Zi is still not a DAP member. But the goodwill that comes out of participating ensures that programme helps the party continue to deepen its appeal among urban youth like him. 

To date, DAP has registered 300 volunteers for these projects.

Can't fight fire with fire

But the initiative is also fraught with risks, said Universiti Malaysia Sarawak (Unimas) political scientist Dr Faisal Syam Hazis.

He said DAP risks perpetuating the patronage politics of Sarawak BN that has kept the ruling coalition in control of rural Sarawak.

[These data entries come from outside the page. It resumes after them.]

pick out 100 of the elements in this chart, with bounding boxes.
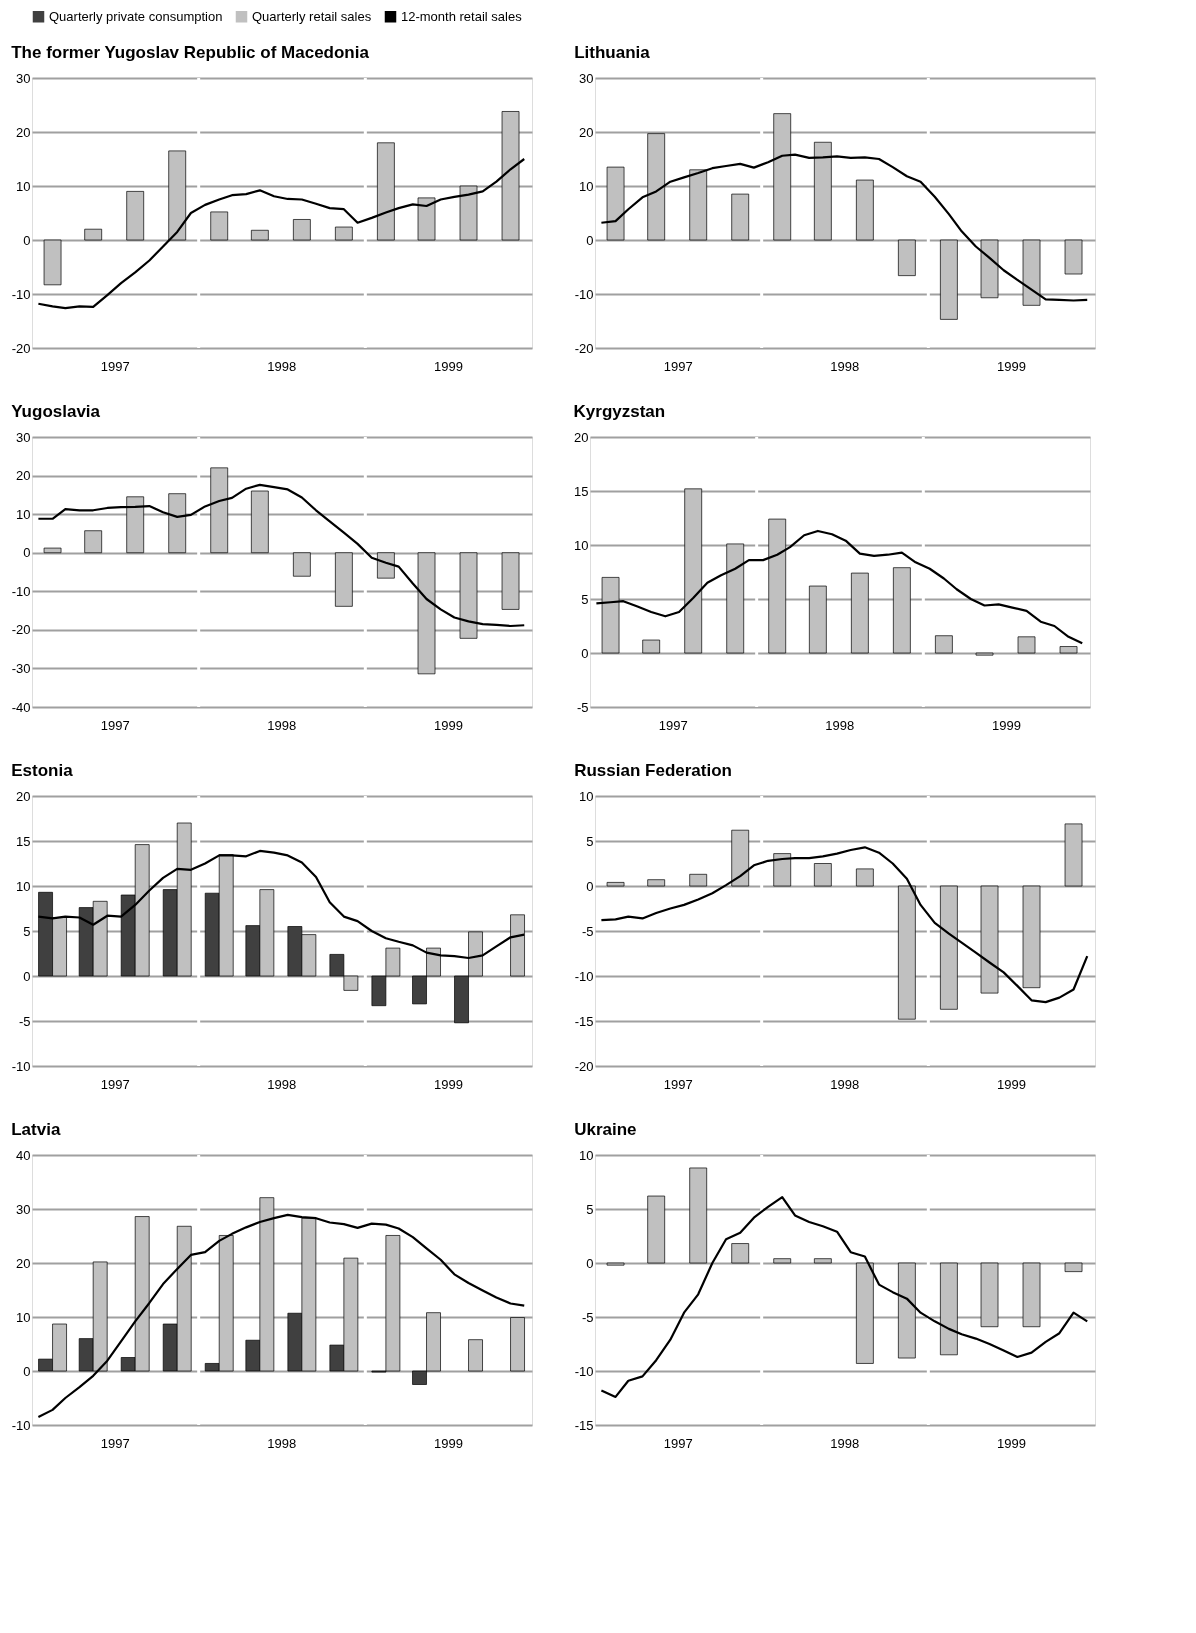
y-tick-label: -15 [574, 1417, 594, 1433]
x-tick-label: 1997 [100, 1435, 130, 1451]
bar [606, 882, 625, 887]
chart-title: Kyrgyzstan [573, 402, 666, 421]
legend-label: Quarterly retail sales [252, 8, 372, 24]
y-tick-label: 5 [586, 833, 594, 849]
y-tick-label: 0 [23, 968, 31, 984]
bar [898, 239, 916, 276]
bar [251, 229, 269, 241]
chart-title: Ukraine [574, 1120, 637, 1139]
x-tick-label: 1997 [658, 717, 688, 733]
bar [293, 219, 311, 241]
y-tick-label: -5 [581, 1309, 594, 1325]
x-tick-label: 1999 [992, 717, 1021, 733]
chart-title: The former Yugoslav Republic of Macedonia [11, 43, 370, 62]
x-tick-label: 1998 [267, 1435, 297, 1451]
y-tick-label: 10 [16, 1309, 31, 1325]
y-tick-label: -10 [11, 286, 31, 302]
y-tick-label: 30 [16, 429, 31, 445]
y-tick-label: 20 [16, 124, 31, 140]
y-tick-label: 0 [23, 1363, 31, 1379]
y-tick-label: 0 [23, 545, 31, 561]
bar [856, 868, 874, 887]
y-tick-label: 30 [579, 70, 594, 86]
y-tick-label: -5 [576, 699, 589, 715]
bar [856, 1262, 874, 1364]
y-tick-label: 20 [574, 429, 589, 445]
x-tick-label: 1999 [434, 1435, 463, 1451]
x-tick-label: 1999 [434, 1076, 463, 1092]
bar [251, 490, 269, 554]
bar [1064, 823, 1083, 887]
bar [210, 211, 229, 241]
bar [814, 1258, 832, 1264]
line-series [600, 1196, 1089, 1399]
bar [731, 193, 750, 241]
y-tick-label: 10 [574, 537, 589, 553]
y-tick-label: -10 [11, 1417, 31, 1433]
bar [731, 1243, 750, 1264]
y-tick-label: 10 [579, 788, 594, 804]
bar [1017, 636, 1036, 654]
bar [773, 853, 792, 887]
x-tick-label: 1999 [997, 1435, 1026, 1451]
y-tick-label: 15 [574, 483, 589, 499]
chart-title: Russian Federation [574, 761, 732, 780]
bar [980, 1262, 999, 1328]
bar [43, 239, 62, 286]
y-tick-label: 0 [586, 1255, 594, 1271]
x-tick-label: 1998 [267, 358, 297, 374]
x-tick-label: 1997 [100, 717, 130, 733]
y-tick-label: 30 [16, 1201, 31, 1217]
x-tick-label: 1998 [830, 1076, 860, 1092]
bar [335, 552, 353, 607]
y-tick-label: -40 [11, 699, 31, 715]
chart-title: Yugoslavia [11, 402, 101, 421]
bar [417, 197, 436, 241]
y-tick-label: -20 [11, 340, 31, 356]
chart-title: Latvia [11, 1120, 61, 1139]
y-tick-label: 5 [23, 923, 31, 939]
y-tick-label: 10 [16, 506, 31, 522]
y-tick-label: 0 [581, 645, 589, 661]
y-tick-label: -5 [18, 1013, 31, 1029]
x-tick-label: 1997 [663, 1435, 693, 1451]
bar [510, 1317, 525, 1372]
x-tick-label: 1997 [663, 1076, 693, 1092]
y-tick-label: -10 [11, 583, 31, 599]
bar [980, 885, 999, 994]
y-tick-label: 10 [16, 178, 31, 194]
bar [689, 169, 708, 241]
y-tick-label: 20 [579, 124, 594, 140]
bar [940, 1262, 958, 1356]
y-tick-label: 0 [586, 232, 594, 248]
y-tick-label: 10 [579, 178, 594, 194]
x-tick-label: 1998 [830, 1435, 860, 1451]
legend-label: 12-month retail sales [401, 8, 523, 24]
bar [606, 166, 625, 241]
y-tick-label: 5 [581, 591, 589, 607]
bar [689, 1167, 708, 1264]
bar [126, 191, 145, 241]
x-tick-label: 1997 [100, 1076, 130, 1092]
y-tick-label: 5 [586, 1201, 594, 1217]
y-tick-label: -20 [574, 1058, 594, 1074]
bar [856, 179, 874, 241]
y-tick-label: -10 [11, 1058, 31, 1074]
bar [606, 1262, 625, 1266]
bar [975, 652, 994, 656]
x-tick-label: 1999 [434, 717, 463, 733]
bar [814, 863, 832, 887]
y-tick-label: 20 [16, 1255, 31, 1271]
bar [809, 585, 827, 654]
x-tick-label: 1999 [434, 358, 463, 374]
bar [935, 635, 953, 654]
x-tick-label: 1998 [825, 717, 855, 733]
y-tick-label: -5 [581, 923, 594, 939]
bar [1022, 885, 1041, 989]
y-tick-label: -20 [11, 622, 31, 638]
bar [642, 639, 661, 654]
bar [335, 226, 353, 241]
bar [1064, 239, 1083, 275]
bar [168, 493, 187, 554]
bar [468, 1339, 483, 1372]
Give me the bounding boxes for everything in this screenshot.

"It is the type of politics that BN is very good at and for which it has unlimited amounts of money. Once they catch on, they will go in and splash more money and projects and say that they are better at serving the people than DAP."

That has occurred, admits DAP publicity chief Tony Pua. In Impian Sarawak's third project, the state government came in to finish a water supply system the DAP was building in a village in Betong.

"But it is (state government's involvement) a good thing, because it spurred the state government to do what it was supposed to in the first place," said Pua.

Another risk, said Faisal, was that DAP could scare off more Malay and Melanau voters, Sarawak's third largest ethnic community, by going into the rural areas alone.

"Before the 2011 state elections, there was a decrease in support among Malays towards BN," says Faisal. But when DAP dominated the urban areas in 2011 and was perceived as being a Chinese party, support dropped.

"In the 2013 general election, support for BN among Malay-Melanaus was at 80%."